The people in my life who “get it”, are my immediate family as my hearing loss has affected them as well. Knowing that one day my “empty nest” will have a dog to alert me to our alarm, the phone and the door when Terry is out of town gives them stability and relief. “Mom” is going to be ok.
Other people who “get it”, are people who also have hearing loss or someone in their family does. They “get it”, because they live it. They understand. I receive not only emotional support, but even spiritual encouragement from so many of them. They know what hearing loss can do, and they also know how strong it can make you with supportive people around you.
I do have one person in my life; a dear friend named Sandy. I am her only link to hearing loss. Everything she has learned about hearing loss has really been from my family and I. She was my “cheerleader” all through the research I did for the cochlear implant, and she has been supportive of every assistive listening device I have purchased in order to teach better. She also knew nothing about hearing assistance dogs, and yet greatly supports the fact that I will have my partner with me next school year… in her school. Because I know so many people who “don’t get it”… even some very close to me, I don’t really understand why Sandy “does”. However, I am grateful for it!
I think the internet is a fantastic thing. I have “found” people just like me all over the country… even the world. I have access to wonderful yahoo groups like bhnews, and Hearing Dog Teams, many HLAA chapter/state groups, and message boards like myhearingloss.org. I receive digests via email from superb newsletters like HOH-LD News (Hard-of-hearing/Late deafened) and some Google groups related to hearing loss. As members voice their concerns, and questions, other members rally and respond. I believe it has revolutionized the hearing loss community. For you see, we understand this invisible disability… and realize its ok to make it visible. Through education, advocacy, and support we shed some light on a disability that was once in the dark. I appreciate my association with people who “get it”.
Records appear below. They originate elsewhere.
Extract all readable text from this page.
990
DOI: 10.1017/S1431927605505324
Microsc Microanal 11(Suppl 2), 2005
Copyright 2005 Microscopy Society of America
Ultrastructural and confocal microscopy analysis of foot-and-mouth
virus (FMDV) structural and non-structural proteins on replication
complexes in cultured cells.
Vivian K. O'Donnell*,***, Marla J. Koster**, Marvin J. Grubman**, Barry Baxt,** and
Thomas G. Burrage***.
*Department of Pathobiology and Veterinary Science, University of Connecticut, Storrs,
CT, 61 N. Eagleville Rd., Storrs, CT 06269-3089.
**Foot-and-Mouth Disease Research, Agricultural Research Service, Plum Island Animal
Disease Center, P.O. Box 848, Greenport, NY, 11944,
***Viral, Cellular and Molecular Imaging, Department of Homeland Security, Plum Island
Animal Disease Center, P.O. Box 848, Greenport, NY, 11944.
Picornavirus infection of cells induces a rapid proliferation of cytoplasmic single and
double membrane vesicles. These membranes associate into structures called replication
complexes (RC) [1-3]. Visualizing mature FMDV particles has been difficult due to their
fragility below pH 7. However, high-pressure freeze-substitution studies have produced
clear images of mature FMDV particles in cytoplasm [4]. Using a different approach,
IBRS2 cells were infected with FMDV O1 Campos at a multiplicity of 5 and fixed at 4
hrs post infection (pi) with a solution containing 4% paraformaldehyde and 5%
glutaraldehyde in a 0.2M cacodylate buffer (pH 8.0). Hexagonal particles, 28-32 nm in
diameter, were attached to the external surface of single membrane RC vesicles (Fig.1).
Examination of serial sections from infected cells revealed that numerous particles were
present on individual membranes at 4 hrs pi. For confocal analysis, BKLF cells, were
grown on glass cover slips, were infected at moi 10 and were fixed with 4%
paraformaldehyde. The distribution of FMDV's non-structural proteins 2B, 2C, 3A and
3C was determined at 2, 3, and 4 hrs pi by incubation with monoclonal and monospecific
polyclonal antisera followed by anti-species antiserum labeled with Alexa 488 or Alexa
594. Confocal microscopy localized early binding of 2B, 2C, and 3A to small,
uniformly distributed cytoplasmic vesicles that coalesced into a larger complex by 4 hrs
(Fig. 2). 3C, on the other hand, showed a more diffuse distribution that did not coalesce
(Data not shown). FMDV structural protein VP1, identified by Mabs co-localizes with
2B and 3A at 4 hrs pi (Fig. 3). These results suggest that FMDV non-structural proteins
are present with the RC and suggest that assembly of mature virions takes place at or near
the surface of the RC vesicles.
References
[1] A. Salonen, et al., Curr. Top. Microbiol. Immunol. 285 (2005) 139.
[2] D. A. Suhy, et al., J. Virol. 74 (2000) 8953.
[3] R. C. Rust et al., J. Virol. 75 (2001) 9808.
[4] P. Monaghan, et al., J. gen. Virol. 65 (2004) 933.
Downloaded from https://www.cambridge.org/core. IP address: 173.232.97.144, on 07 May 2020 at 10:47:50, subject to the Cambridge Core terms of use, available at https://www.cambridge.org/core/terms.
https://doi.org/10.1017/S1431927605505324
I’ll always have people in my life who “don’t get it”. I can try to educate them and respond to them in a positive way. I can do this because of the support I have from people who do “get it”. However, those people who do not no longer have any influence or power over who I am or who I will be.
©2007 Hearing Loss Diary
5 thoughts on “People Who Get It”
This is beautiful. This best describes were I am in my hearing journey. Would it be okay for me to post this blog on my site? I would love to share this with the people I know, the ones that I’m sharing my experiences with, who are trying “to get it”. I think it would truly be helpful.
Please feel free Amy. If my blog can help others … super! I use every resource I have to best explain my own life… including the blogs of others who have a hearing loss.
Your blog is both beautiful and a miraculous lifeline. Thank you for having the courage to write about your experience with such honesty.
I “get it” about invisible disabilities, and the effect that an “invisible disability” can have on every part of a person’s life, and the lives of the people in their lives. You and your blog make a difference (for the better) in my life everyday.
From my heart to yours, Thank You.
I’ve coined a new sign for all of my friends who have a cochlear implant (CI); It’s like the sign for deaf power; however it’s CI (sign) + power! I want to get it because you matter to me. I love reading your blog and I get it! CI Power Now! Smile
I’ll have to have you show me to make sure I’m doing it right! Smile!